Ramones’ sixth studio album, Pleasant Dreams, still cries out for some long-overdue respect. Released in the summer of 1981, in the slipstream of the big-budget, Phil Spector-helmed End Of The Century, the record emerged from an especially stressful time in the New York City quartet’s history and, after stalling at No.58 on the Billboard 200, it was unfairly branded a failure.
Listen to ‘Pleasant Dreams’ here.
“It would have probably split up most bands”

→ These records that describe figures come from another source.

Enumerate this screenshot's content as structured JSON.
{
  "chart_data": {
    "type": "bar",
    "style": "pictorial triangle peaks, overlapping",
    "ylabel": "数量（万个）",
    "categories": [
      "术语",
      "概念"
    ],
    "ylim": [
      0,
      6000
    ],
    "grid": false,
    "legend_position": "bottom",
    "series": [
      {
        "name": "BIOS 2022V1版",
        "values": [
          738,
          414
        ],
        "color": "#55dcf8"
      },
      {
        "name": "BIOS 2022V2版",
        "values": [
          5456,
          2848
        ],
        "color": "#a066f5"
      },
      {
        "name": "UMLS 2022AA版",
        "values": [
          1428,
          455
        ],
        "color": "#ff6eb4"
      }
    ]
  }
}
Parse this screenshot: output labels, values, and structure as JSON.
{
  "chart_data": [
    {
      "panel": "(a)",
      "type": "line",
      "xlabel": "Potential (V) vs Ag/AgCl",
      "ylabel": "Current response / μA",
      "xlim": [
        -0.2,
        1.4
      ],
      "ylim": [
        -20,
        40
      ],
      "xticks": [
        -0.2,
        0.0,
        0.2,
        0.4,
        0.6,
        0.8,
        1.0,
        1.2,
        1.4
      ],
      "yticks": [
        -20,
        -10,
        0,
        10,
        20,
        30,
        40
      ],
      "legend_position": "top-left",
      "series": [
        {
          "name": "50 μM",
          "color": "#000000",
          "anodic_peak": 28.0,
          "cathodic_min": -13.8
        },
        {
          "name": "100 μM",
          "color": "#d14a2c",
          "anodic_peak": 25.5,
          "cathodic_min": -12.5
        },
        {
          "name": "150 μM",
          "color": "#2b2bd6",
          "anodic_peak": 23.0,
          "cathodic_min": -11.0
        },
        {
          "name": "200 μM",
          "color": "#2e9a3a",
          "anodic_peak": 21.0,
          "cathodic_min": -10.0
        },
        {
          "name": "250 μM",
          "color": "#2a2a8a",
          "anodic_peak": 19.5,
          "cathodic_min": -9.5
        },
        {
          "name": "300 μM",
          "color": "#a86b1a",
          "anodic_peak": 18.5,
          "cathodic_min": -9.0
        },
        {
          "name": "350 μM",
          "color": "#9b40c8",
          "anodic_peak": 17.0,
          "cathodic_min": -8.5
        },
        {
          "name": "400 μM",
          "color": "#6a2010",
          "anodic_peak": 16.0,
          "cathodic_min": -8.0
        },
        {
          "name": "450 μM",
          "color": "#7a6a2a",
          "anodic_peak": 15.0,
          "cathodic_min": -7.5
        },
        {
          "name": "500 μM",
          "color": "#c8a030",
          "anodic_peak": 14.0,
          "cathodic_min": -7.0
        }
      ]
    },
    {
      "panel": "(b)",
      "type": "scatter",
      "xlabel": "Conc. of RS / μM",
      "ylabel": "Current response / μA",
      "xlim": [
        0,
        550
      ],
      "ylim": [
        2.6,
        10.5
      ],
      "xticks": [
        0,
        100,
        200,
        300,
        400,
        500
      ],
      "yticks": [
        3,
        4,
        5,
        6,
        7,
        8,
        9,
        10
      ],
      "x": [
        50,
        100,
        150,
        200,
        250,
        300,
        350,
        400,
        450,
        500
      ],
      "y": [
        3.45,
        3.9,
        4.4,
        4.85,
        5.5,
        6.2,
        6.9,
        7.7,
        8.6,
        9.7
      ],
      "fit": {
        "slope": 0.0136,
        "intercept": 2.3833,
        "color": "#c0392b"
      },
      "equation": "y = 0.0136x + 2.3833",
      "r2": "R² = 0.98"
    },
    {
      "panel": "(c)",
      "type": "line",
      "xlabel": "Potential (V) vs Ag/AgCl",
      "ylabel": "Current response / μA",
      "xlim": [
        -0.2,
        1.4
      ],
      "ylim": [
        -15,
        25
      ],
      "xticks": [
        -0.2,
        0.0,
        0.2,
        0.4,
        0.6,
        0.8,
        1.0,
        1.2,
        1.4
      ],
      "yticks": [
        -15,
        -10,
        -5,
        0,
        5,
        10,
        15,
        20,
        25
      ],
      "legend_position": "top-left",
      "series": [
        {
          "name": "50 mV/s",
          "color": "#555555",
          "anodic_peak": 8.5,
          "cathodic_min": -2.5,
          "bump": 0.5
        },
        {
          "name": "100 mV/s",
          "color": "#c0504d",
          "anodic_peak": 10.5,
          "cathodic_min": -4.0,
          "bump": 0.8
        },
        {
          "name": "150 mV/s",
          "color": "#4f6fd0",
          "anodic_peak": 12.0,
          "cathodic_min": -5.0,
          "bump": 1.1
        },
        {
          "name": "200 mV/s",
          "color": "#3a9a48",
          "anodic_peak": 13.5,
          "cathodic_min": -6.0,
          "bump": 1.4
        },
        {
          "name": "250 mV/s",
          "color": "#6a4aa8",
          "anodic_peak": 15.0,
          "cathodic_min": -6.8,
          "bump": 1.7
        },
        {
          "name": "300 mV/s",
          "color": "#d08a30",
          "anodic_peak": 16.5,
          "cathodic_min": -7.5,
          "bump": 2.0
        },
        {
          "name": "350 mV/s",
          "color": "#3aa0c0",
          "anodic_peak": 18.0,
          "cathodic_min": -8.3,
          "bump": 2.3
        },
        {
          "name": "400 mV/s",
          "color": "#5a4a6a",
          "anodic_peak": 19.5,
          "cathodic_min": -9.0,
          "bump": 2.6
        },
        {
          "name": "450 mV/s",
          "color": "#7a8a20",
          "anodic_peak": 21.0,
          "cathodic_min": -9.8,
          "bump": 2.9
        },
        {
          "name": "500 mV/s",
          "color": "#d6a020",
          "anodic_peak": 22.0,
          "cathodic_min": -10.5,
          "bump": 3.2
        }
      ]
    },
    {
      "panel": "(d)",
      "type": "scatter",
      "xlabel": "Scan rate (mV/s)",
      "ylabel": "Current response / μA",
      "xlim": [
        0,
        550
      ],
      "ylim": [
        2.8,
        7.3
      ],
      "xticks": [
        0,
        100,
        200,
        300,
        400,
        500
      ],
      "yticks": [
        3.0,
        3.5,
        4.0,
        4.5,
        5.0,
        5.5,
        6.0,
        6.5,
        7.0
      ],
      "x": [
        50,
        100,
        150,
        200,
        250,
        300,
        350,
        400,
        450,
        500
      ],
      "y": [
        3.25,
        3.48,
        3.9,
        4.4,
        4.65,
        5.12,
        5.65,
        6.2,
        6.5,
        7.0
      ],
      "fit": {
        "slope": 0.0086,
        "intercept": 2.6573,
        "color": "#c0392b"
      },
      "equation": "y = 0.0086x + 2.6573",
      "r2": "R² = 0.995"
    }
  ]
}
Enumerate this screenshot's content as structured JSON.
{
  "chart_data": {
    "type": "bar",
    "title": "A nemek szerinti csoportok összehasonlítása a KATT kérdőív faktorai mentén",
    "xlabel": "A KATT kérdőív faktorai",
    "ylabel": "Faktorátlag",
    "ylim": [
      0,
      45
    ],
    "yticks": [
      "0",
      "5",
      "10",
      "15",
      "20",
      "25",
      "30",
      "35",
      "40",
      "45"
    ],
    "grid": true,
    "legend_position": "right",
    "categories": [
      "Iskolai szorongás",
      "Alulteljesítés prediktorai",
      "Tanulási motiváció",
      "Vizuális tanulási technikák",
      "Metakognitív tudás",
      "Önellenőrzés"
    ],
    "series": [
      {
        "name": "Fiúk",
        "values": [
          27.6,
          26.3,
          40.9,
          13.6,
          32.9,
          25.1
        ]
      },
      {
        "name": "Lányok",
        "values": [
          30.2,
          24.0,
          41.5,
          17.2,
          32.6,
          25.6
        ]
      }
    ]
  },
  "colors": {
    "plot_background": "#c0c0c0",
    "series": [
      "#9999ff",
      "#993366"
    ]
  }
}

“There’s a lot of strong stuff on it,” vocalist Joey Ramone recalled in Everett True’s Hey Ho Let’s Go: The Story Of The Ramones, while also conceding that the album was recorded during “a real rocky time” for the group. “It would probably have split up most bands,” Joey continued. “Me and John had almost no communication whatsoever. You can’t run an organisation or a band or a government like that.”
The lack of communication was due to the almost irreparable rift between Joey and Johnny Ramone, which sprang from the guitarist beginning a relationship with Joey’s former girlfriend, Linda Daniele. Johnny later married Linda, but their relationship put the bandmates’ friendship under a strain from which it never properly recovered.
To add to their woes, Ramones were still expected to produce the goods in the charts. Though End Of The Century was their best-performing album, it only peaked at No.44 in the US (it would hit No.14 in the UK), and Sire again insisted the group work with a name producer for their next record. Ramones wanted to team up with rising Siouxsie And The Banshees/U2 producer Steve Lillywhite, but Sire rejected that suggestion, instead insisting that 10cc’s Graham Gouldman take the helm for Pleasant Dreams.